Commission Vice President in charge of competition policy Joaquín Almunia said: “Maintaining competition in these medical sectors is essential, as competition is a driver of innovation, quality and price. The proposed acquisition would remove a leading competitor for orthopaedic implants and ancillary products from a number of markets across Europe. These markets are already concentrated and the Commission needs to make sure that effective competition is maintained to prevent harm to patients and taxpayers."

The Commission’s initial market investigation indicated that the proposed acquisition may substantially lessen competition in the markets for hip, knee, elbow and shoulder implants, as well as for other products, such as bone cement, bone cement accessories and a surgical tool called pulse lavage. The transaction would combine two leading designers and manufacturers of orthopaedic implants, with significant market power in a large number of European Economic Area (EEA) countries.

At this stage, the Commission has concerns that the remaining competitors in many of the markets may not be able to exert a sufficiently strong competitive constraint on the merged entity. In addition, orthopaedic implants and the ancillary products markets are characterised by relatively high barriers to entry, as product track records are considered a prerequisite by hospitals, who are the main purchasers. The Commission is concerned that the removal of an important competitor may have a negative impact on the level of innovation, leading to a reduction of choice and potentially on the level of prices for the orthopaedic implants and other products concerned.
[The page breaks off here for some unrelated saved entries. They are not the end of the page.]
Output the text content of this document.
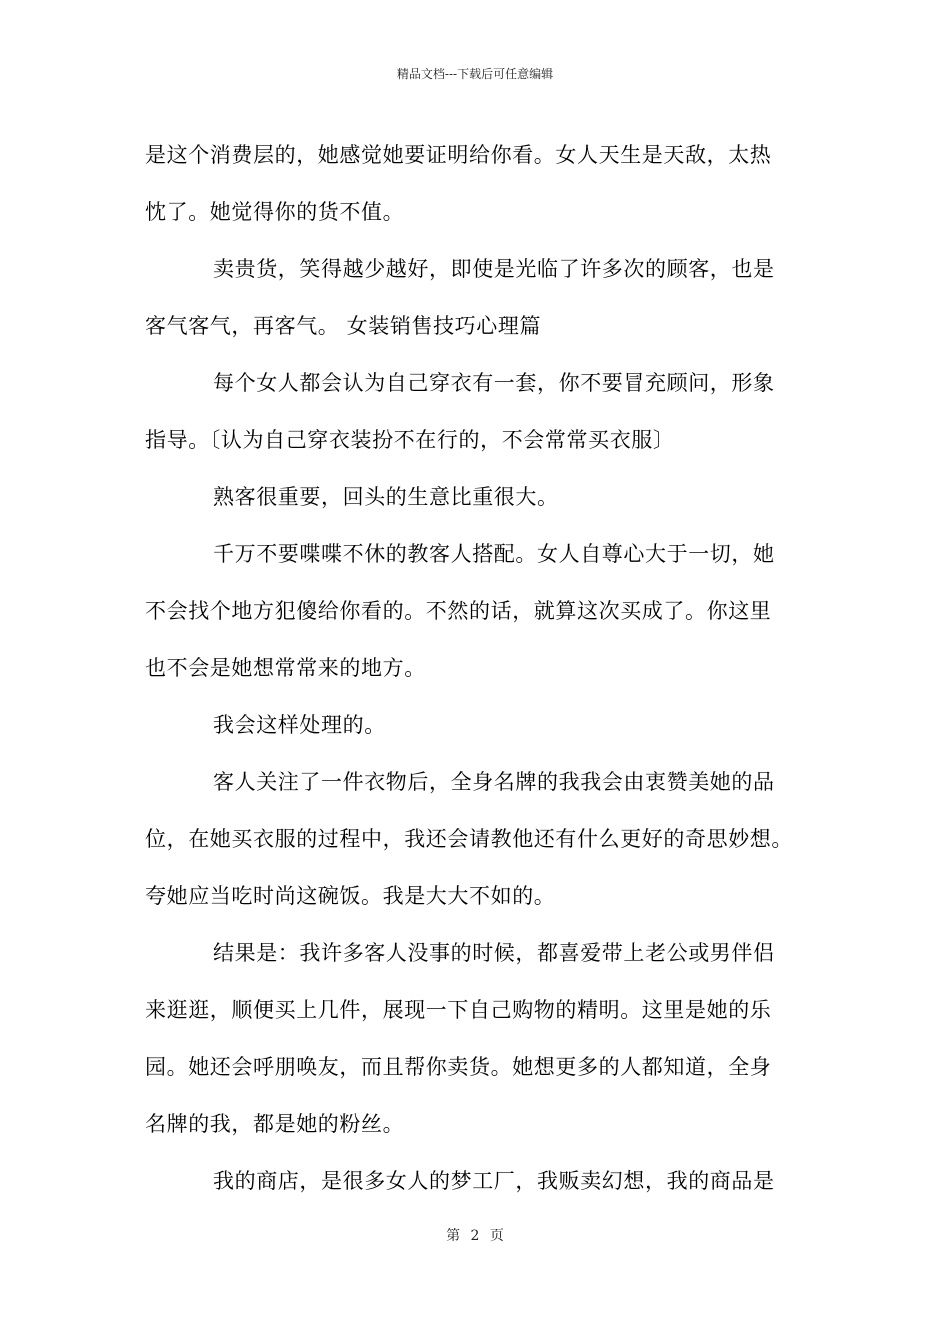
精品文档---下载后可任意编辑

是这个消费层的，她感觉她要证明给你看。女人天生是天敌，太热

忱了。她觉得你的货不值。

卖贵货，笑得越少越好，即使是光临了许多次的顾客，也是

客气客气，再客气。 女装销售技巧心理篇

每个女人都会认为自己穿衣有一套，你不要冒充顾问，形象

指导。〔认为自己穿衣装扮不在行的，不会常常买衣服〕

熟客很重要，回头的生意比重很大。

千万不要喋喋不休的教客人搭配。女人自尊心大于一切，她

不会找个地方犯傻给你看的。不然的话，就算这次买成了。你这里

也不会是她想常常来的地方。

我会这样处理的。

客人关注了一件衣物后，全身名牌的我我会由衷赞美她的品

位，在她买衣服的过程中，我还会请教他还有什么更好的奇思妙想。

夸她应当吃时尚这碗饭。我是大大不如的。

结果是：我许多客人没事的时候，都喜爱带上老公或男伴侣

来逛逛，顺便买上几件，展现一下自己购物的精明。这里是她的乐

园。她还会呼朋唤友，而且帮你卖货。她想更多的人都知道，全身

名牌的我，都是她的粉丝。

我的商店，是很多女人的梦工厂，我贩卖幻想，我的商品是

第 2 页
The Commission will now investigate the proposed acquisition in-depth to determine whether these initial concerns are confirmed or not. The Commission will in particular examine questions such as how close competitors the parties are, the position of the competitors on the markets, the role of procurement processes in each EEA country, the barriers to entry and expansion from one geographic area to another and the plans of Zimmer and Biomet after the merger.

The transaction was notified to the Commission on 3 June 2014. On 11 June 2014 the Commission found the notification to be incomplete. Zimmer submitted complementary information, on the basis of the Commission's requests for information and the notification was finally deemed complete and effective as of 29 August 2014.

Background

Zimmer is active in the design, development, manufacture and marketing of orthopaedics, reconstructive, spinal and trauma devices, biologics, dental implants and relates surgical products. Biomet is also active in orthopaedic and other medical devices and related products.

The US Federal Trade Commission (FTC) is also reviewing this transaction. The Commission are in close contact with the FTC. The FTC has issued a second request on 30 June 2014.

Merger control rules and procedures

The Commission has the duty to assess mergers and acquisitions involving companies with a turnover above certain thresholds (see Article 1 of the Merger Regulation) and to prevent concentrations that would significantly impede effective competition in the European Economic Area (EEA) or any substantial part of it.

The vast majority of mergers do not pose competition problems and are cleared after a routine review. From the moment a transaction is notified, the Commission generally has a total of 25 working days to decide whether to grant approval (Phase I) or to start an in-depth investigation (Phase II).

There are currently two other on-going phase II merger investigations. The first one concerns the proposed acquisition of Dutch cable operator Ziggo by the telecommunications group Liberty Global (see IP/14/540). The deadline for a final decision in this case is 3 November 2014. In the second ongoing phase II case, the Commission is assessing the acquisition of a controlling stake in De Vijver Media by Liberty Global, with a decision deadline on 5 February 2015 (see IP/14/1029).

More information on this case is available on the Commission's competition website, in the public case register under the case number M.7265.